A bandeira empunhada por Nanni Moretti, diretor e protagonista de O melhor está por vir, é a da crença que o futuro trará soluções para todos os problemas, tanto os relacionados à sociedade contemporânea quanto aos enfrentados pelos indivíduos em sua vida particular. O filme é uma espécie de exceção na cinematografia contemporânea, ao exaltar a capacidade humana de encontrar soluções e construir novos caminhos. O filme, de alguma maneira, lembra Reds, o belo relato de Warren Beatty sobre o comunismo americano, realizado em 1978, quando os Estados Unidos eram governados por Ronald Reagan, que durante seu mandato havia classificado os países dirigidos por um único partido de "o eixo do mal". Depois de ver o filme, em sessão especial na Casa Branca, o presidente não escondeu sua admiração pela obra e chegou a afirmar que o trabalho de Beatty provava que até na esquerda seu país tinha exercido influência. Reds, concorrendo ao Oscar, ficou com o prêmio de melhor diretor e conseguiu a façanha de fazer o Hino da Primeira Internacional ser executado cada vez que um prêmio para o filme era anunciado - e foram vários. Se o filme de Beatty é baseado na experiência do jornalista John Reed, o de Moretti, de forma engenhosa e marcada pelo humor, tem como protagonista um cineasta que está fazendo um filme sobre os acontecimentos de 1956, quando a então União Soviética invadiu a Hungria, terminando com as experiências e as insatisfações destinadas a criar uma nova forma de organização social. Anos depois, em 1968, a repressão armada foi repetida na então Tchecoslováquia, que pretendia um "socialismo democrático". O filme de Moretti não é o tradicional filme dentro do filme, como Assim estava Escrito, de Vincente Minnelli, e A noite americana, de François Truffaut. Isso porque há um terceiro filme, produzido pela esposa do cineasta fictício, que terá uma cena final violenta e que origina uma sequência notável, quando até Martin Scorsese é invocado.

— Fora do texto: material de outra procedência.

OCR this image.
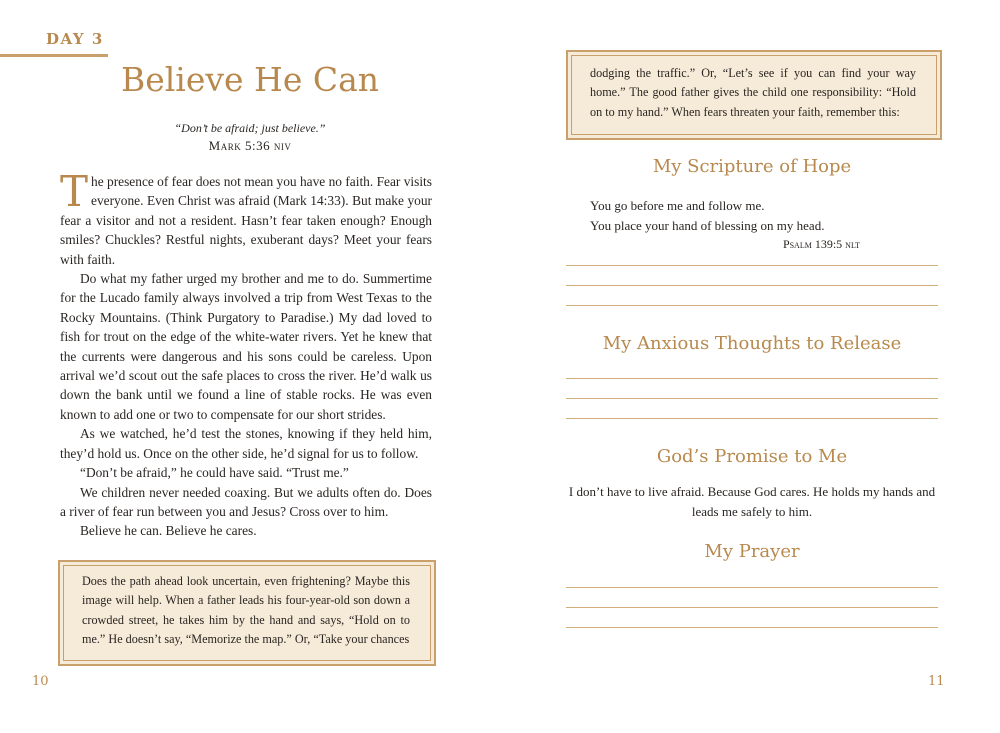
DAY 3
Believe He Can
“Don’t be afraid; just believe.”
Mark 5:36 niv

The presence of fear does not mean you have no faith. Fear visits everyone. Even Christ was afraid (Mark 14:33). But make your fear a visitor and not a resident. Hasn’t fear taken enough? Enough smiles? Chuckles? Restful nights, exuberant days? Meet your fears with faith.

Do what my father urged my brother and me to do. Summertime for the Lucado family always involved a trip from West Texas to the Rocky Mountains. (Think Purgatory to Paradise.) My dad loved to fish for trout on the edge of the white-water rivers. Yet he knew that the currents were dangerous and his sons could be careless. Upon arrival we’d scout out the safe places to cross the river. He’d walk us down the bank until we found a line of stable rocks. He was even known to add one or two to compensate for our short strides.

As we watched, he’d test the stones, knowing if they held him, they’d hold us. Once on the other side, he’d signal for us to follow.

“Don’t be afraid,” he could have said. “Trust me.”

We children never needed coaxing. But we adults often do. Does a river of fear run between you and Jesus? Cross over to him.

Believe he can. Believe he cares.

Does the path ahead look uncertain, even frightening? Maybe this image will help. When a father leads his four-year-old son down a crowded street, he takes him by the hand and says, “Hold on to me.” He doesn’t say, “Memorize the map.” Or, “Take your chances
10
dodging the traffic.” Or, “Let’s see if you can find your way home.” The good father gives the child one responsibility: “Hold on to my hand.” When fears threaten your faith, remember this:
My Scripture of Hope
You go before me and follow me.
You place your hand of blessing on my head.
Psalm 139:5 nlt
My Anxious Thoughts to Release
God’s Promise to Me
I don’t have to live afraid. Because God cares. He holds my hands and leads me safely to him.
My Prayer
11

Moretti não esconde sua opção política e a torna explícita na cena final, quando revela sua admiração por Karl Marx e Friedrich Engels. Mas esta admiração vem acompanhada por uma crítica aos que, dizendo-se seguidores dos pensadores e militantes alemães, terminaram impondo a vários países um regime do qual estavam ausentes ações destinadas a preservar e estimular a crítica e a divergência, elementos essenciais ao processo destinado a mover o mundo. O filme de Moretti tem várias citações que revelam suas intenções. O lirismo de Jacques Demy em Lola e, principalmente, a constatação da grande crise, na cena final de A doce vida, quando outro jornalista revela sua incapacidade de retornar ao mundo dos vivos e segue seu caminho para o reino dos mortos ainda não sepultados. Mas a admiração por Fellini não fica restrita ao antológico final do filme mais famoso daquele cineasta. Enquanto a URSS, no filme dentro do filme, exerce seu poder contra os tchecos, um circo húngaro está se apresentando em Roma. O PC italiano recebe os artistas com todas as honras e, depois, terá de enfrentar a revolta não apenas dos artistas estrangeiros como também de seus próprios integrantes diante dos acontecimentos em Budapest.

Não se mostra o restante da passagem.